Жёлтый, болезненный, дрожащий — лампа мерцала, как свеча на сквозняке, отбрасывая пляшущие тени по углам. Виктор выдохнул — резко, судорожно, как человек, который только что вынырнул из ледяной воды.

Он посмотрел в зеркало.

Там было нормальное лицо. Его лицо. Знакомые морщинки-лучики у глаз, которые когда-то называли обаятельными, а теперь они говорили только об усталости и о том, что он слишком много времени проводит перед экраном без солнцезащитных очков. Та же недельная щетина. Та же бледная кожа офисного планктона, никогда не видевшая нормального загара.

Виктор выдавил из себя что-то похожее на смешок. Короткий, нервный, чуть истеричный.

«Просто галлюцинация, — сказал он себе тем внутренним голосом, который всегда включался в критические моменты и звучал как диктор из документального фильма. — Переутомление. Надо выспаться. Меньше пить кофе. И бросить курить. И вообще — взять отпуск. Давно пора».

Он повторил это про себя, как мантру. Три раза. Как учил психолог на тренинге по стрессоустойчивости, который компания проводила два года назад. «Повторение позитивных утверждений перепрограммирует нейронные связи». Виктор тогда посмеивался про себя. Сейчас он был готов повторять что угодно, лишь бы зеркало не начало снова плавиться.
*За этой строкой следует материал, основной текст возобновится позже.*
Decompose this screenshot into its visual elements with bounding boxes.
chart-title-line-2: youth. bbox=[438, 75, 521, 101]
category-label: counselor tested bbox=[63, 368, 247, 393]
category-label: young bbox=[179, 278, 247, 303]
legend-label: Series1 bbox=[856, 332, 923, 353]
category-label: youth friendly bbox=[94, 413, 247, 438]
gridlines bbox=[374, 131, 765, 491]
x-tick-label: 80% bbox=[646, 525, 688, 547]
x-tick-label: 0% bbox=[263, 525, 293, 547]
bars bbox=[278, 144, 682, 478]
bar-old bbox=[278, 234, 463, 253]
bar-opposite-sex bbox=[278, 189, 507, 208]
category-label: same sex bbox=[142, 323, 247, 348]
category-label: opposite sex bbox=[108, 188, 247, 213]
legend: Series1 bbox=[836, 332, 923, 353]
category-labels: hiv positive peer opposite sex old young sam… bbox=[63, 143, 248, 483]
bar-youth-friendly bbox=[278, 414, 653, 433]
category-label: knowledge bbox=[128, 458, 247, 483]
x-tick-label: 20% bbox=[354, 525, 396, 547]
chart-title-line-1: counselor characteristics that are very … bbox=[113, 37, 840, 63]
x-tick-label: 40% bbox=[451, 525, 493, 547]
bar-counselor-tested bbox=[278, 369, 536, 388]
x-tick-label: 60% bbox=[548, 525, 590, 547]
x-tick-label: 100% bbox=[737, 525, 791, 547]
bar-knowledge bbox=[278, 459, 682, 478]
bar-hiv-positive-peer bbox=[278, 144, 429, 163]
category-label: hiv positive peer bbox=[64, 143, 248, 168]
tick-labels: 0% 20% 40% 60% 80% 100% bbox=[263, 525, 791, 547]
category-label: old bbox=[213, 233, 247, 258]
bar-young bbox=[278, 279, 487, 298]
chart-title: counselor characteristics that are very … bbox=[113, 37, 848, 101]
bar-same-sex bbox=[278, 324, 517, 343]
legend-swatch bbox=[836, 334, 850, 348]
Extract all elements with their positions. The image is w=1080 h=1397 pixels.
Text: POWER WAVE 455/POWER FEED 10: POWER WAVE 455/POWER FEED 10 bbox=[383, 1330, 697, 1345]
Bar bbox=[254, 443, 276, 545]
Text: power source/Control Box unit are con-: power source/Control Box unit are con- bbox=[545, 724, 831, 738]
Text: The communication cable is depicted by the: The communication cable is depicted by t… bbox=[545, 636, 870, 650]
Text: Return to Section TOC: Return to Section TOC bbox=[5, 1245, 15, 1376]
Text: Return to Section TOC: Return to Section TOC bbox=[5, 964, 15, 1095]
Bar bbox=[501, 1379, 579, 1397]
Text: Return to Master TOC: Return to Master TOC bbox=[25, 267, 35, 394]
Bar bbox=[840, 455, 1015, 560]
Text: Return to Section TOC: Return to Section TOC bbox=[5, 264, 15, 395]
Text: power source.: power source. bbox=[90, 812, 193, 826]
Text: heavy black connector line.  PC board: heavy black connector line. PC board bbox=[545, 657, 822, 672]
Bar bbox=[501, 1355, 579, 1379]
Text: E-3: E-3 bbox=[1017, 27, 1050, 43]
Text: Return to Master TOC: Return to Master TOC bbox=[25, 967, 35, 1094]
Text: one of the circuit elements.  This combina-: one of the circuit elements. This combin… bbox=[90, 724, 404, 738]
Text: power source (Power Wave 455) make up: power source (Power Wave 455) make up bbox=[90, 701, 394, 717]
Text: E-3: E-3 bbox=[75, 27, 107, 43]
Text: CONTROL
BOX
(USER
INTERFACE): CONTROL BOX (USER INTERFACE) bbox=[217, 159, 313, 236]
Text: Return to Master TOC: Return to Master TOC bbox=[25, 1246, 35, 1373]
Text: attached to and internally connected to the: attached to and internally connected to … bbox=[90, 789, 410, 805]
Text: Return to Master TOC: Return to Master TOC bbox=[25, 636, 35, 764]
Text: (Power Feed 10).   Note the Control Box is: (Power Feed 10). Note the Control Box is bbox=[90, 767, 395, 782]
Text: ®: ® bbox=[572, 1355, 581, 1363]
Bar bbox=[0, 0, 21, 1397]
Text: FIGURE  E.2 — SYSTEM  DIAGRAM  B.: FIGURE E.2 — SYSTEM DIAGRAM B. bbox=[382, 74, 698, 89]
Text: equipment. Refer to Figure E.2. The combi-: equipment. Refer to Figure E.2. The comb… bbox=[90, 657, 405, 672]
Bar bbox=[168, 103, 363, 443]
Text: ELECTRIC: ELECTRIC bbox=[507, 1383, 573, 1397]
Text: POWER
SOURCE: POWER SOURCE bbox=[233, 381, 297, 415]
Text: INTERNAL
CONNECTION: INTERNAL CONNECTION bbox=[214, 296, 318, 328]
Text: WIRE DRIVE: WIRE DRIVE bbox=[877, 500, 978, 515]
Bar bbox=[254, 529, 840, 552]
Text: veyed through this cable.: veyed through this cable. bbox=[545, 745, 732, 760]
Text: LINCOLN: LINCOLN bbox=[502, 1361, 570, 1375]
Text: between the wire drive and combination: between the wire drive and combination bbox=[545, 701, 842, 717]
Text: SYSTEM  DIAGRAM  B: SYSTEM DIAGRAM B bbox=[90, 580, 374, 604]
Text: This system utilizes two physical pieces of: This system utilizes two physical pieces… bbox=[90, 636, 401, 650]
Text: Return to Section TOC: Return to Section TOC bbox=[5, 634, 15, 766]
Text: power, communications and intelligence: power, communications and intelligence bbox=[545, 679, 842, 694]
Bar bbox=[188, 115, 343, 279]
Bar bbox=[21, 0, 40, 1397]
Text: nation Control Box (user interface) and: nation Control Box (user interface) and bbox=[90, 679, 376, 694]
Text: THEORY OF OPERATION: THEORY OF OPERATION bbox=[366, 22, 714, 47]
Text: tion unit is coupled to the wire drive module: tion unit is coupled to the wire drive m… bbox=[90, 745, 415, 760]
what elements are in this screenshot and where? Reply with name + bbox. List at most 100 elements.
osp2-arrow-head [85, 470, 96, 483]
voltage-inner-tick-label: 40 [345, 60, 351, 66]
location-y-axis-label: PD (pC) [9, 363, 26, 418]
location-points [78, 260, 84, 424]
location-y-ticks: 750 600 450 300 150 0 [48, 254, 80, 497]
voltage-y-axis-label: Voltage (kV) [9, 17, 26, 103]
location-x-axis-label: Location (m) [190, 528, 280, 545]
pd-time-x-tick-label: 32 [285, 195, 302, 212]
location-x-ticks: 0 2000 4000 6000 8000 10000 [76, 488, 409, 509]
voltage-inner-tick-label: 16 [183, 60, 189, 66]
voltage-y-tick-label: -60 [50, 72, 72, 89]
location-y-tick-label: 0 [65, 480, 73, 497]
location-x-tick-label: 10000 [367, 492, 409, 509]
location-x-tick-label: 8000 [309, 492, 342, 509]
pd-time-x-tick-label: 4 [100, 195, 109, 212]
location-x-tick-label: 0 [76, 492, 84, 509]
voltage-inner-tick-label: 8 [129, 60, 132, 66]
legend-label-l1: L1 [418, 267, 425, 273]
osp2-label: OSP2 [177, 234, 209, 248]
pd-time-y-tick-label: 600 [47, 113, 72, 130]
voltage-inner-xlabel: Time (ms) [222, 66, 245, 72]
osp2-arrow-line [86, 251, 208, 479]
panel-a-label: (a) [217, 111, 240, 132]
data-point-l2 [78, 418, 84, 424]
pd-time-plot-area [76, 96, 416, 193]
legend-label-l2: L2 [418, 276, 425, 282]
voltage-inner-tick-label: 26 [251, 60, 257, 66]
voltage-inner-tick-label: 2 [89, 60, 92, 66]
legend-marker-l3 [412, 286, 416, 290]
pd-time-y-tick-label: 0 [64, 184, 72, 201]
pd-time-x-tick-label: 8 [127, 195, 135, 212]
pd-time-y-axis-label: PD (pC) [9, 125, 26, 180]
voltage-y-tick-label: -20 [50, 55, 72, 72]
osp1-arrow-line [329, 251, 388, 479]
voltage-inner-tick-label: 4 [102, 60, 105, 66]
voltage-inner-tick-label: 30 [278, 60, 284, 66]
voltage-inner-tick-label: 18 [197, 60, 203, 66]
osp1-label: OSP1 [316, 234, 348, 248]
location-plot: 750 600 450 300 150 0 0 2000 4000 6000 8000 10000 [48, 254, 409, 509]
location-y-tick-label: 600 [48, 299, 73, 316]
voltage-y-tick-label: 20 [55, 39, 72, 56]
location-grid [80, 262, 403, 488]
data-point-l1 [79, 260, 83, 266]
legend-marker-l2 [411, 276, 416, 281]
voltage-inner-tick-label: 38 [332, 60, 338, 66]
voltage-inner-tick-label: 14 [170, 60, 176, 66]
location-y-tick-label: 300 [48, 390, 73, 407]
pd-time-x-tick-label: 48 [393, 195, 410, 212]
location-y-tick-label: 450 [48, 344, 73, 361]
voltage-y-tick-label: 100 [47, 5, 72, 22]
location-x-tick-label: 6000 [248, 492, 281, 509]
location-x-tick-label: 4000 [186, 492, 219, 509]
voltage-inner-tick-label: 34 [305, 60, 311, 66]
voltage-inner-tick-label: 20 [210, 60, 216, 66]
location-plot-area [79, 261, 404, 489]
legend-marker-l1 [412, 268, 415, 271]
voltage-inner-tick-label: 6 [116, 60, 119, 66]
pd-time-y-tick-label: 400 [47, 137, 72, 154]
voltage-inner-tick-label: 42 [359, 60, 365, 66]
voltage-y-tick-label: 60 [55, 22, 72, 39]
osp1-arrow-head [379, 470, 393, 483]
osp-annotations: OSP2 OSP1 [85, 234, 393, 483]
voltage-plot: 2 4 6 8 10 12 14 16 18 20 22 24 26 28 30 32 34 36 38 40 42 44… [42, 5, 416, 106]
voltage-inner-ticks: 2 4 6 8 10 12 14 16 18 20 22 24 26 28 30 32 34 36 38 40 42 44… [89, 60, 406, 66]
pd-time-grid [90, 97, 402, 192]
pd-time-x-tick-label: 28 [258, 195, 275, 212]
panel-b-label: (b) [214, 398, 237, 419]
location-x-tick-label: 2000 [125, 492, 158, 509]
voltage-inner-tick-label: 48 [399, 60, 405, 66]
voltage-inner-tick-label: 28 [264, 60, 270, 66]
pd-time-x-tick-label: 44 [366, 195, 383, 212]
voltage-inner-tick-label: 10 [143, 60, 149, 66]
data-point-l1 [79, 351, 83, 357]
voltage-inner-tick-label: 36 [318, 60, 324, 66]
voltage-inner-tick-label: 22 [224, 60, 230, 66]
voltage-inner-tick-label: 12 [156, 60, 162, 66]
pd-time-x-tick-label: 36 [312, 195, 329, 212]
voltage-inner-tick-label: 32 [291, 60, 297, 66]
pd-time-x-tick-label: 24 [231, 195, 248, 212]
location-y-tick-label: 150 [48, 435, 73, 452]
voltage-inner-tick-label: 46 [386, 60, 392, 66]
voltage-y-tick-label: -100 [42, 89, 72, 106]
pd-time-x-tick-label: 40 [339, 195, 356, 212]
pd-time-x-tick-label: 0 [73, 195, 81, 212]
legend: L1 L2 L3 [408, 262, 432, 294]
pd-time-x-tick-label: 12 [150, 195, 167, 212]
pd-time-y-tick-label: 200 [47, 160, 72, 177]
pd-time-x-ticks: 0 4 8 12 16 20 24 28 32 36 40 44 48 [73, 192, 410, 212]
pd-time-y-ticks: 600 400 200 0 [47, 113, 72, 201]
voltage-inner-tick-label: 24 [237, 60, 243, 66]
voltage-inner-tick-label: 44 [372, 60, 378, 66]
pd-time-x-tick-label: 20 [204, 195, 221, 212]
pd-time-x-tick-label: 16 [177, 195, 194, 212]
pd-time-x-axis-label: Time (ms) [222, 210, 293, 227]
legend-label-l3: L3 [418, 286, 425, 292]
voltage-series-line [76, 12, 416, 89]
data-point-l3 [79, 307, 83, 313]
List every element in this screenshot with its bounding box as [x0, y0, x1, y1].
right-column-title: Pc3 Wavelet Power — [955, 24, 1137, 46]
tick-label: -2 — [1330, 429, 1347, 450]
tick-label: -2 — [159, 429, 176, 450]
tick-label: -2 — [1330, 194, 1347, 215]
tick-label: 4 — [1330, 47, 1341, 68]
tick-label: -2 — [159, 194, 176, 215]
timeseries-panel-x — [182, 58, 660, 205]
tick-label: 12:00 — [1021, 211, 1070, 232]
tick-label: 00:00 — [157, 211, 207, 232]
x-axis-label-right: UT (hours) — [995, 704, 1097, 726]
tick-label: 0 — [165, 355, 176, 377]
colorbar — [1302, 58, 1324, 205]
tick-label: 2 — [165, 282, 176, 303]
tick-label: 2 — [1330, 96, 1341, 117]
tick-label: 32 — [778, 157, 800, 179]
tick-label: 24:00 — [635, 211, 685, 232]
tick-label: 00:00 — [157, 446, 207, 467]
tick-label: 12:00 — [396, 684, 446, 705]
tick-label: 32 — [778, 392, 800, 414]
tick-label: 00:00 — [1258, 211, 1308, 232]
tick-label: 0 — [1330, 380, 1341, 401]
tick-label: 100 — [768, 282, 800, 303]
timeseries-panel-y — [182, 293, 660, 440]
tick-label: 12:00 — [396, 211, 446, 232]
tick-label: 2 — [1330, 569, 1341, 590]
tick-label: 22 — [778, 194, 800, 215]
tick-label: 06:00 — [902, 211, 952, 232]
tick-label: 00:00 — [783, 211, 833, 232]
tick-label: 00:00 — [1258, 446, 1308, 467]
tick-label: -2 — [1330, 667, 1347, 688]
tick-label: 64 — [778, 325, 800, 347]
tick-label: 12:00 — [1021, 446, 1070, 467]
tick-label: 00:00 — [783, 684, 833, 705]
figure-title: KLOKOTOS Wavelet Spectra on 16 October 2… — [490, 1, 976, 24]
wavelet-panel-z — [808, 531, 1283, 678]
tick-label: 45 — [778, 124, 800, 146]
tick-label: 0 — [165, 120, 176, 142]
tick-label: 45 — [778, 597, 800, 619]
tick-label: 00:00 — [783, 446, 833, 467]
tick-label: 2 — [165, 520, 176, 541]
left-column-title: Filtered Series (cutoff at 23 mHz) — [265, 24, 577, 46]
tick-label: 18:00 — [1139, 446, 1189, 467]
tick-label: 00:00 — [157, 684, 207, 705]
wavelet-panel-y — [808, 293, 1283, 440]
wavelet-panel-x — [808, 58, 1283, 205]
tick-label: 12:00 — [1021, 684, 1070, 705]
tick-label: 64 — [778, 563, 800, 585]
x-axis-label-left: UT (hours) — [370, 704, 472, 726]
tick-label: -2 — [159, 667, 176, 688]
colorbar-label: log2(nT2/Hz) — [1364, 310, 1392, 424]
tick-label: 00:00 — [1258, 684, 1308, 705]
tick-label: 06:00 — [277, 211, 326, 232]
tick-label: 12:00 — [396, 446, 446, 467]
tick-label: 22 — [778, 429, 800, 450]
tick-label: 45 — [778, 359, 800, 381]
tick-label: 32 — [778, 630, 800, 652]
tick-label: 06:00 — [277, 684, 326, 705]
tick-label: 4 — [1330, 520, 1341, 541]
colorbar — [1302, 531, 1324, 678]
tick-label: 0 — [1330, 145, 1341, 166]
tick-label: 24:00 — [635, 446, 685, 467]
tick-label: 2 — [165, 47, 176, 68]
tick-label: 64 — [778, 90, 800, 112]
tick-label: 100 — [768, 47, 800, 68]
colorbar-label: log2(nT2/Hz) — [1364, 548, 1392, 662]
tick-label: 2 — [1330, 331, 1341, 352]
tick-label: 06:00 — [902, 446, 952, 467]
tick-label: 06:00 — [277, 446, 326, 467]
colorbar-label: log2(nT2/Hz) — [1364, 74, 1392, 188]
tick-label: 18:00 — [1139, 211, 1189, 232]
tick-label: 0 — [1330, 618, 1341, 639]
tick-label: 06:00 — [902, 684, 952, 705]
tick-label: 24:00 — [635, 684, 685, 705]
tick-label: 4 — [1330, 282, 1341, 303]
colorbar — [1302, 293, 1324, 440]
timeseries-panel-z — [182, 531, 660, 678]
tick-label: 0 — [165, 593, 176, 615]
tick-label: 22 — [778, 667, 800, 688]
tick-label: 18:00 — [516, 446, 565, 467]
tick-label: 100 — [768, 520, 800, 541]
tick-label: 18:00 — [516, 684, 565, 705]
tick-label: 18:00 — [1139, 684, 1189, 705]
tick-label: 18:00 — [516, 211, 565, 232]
Лифт остановился. Двери с тем же предсмертным скрипом разъехались, открывая вид на холл — дешёвый мраморный кафель, ресепшен с вечно спящей охранницей, стойку с засохшим фикусом в горшке.

Виктор шагнул в холл. И ощутил это. Взгляд. Чужой, отчётливый, физический взгляд, который он почувствовал не глазами — кожей. Там, где заканчиваются волосы и начинается шея, в том месте, которое невозможно почесать, потому что до него не дотянуться, не изогнув руку неестественно.

Виктор заставил себя не оборачиваться. Он знал, что если обернётся — увидит что-то, после чего уже не сможет притворяться, что всё нормально. А ему нужно было притворяться. Хотя бы до вечера.

Он прошёл к стеклянным дверям офиса, чувствуя, как взгляд скользит по его спине, перебирает позвонки, считает их, как чётки. Он достал пропуск, приложил к считывателю. Дверь пиликнула, открываясь.

И лишь в последний момент, когда двери лифта уже почти сошлись, в узкой щели он поймал движение. Он не хотел смотреть. Но глаза предали его — дёрнулись в сторону, поймали тот тонкий вертикальный просвет между створками.

Отражение не ушло вместе с кабиной.

Оно задержалось. В темнеющем проёме, между миром живых и миром стекла, оно стояло и смотрело на Виктора. Смотрело, как хищник на добычу, которая ещё не знает, что уже поймана.

Один глаз. В последней полоске света.

Улыбающийся.

Щель схлопнулась.

Офис дышал. Это было дыхание — мерное, механическое, бездушное. Вдох — гул десятков компьютеров, жужжание принтеров, тихое потрескивание люминесцентных ламп в пластиковых панелях потолка. Выдох — ледяной, стерильный воздух из системы кондиционирования, пахнущий химической свежестью и тоской.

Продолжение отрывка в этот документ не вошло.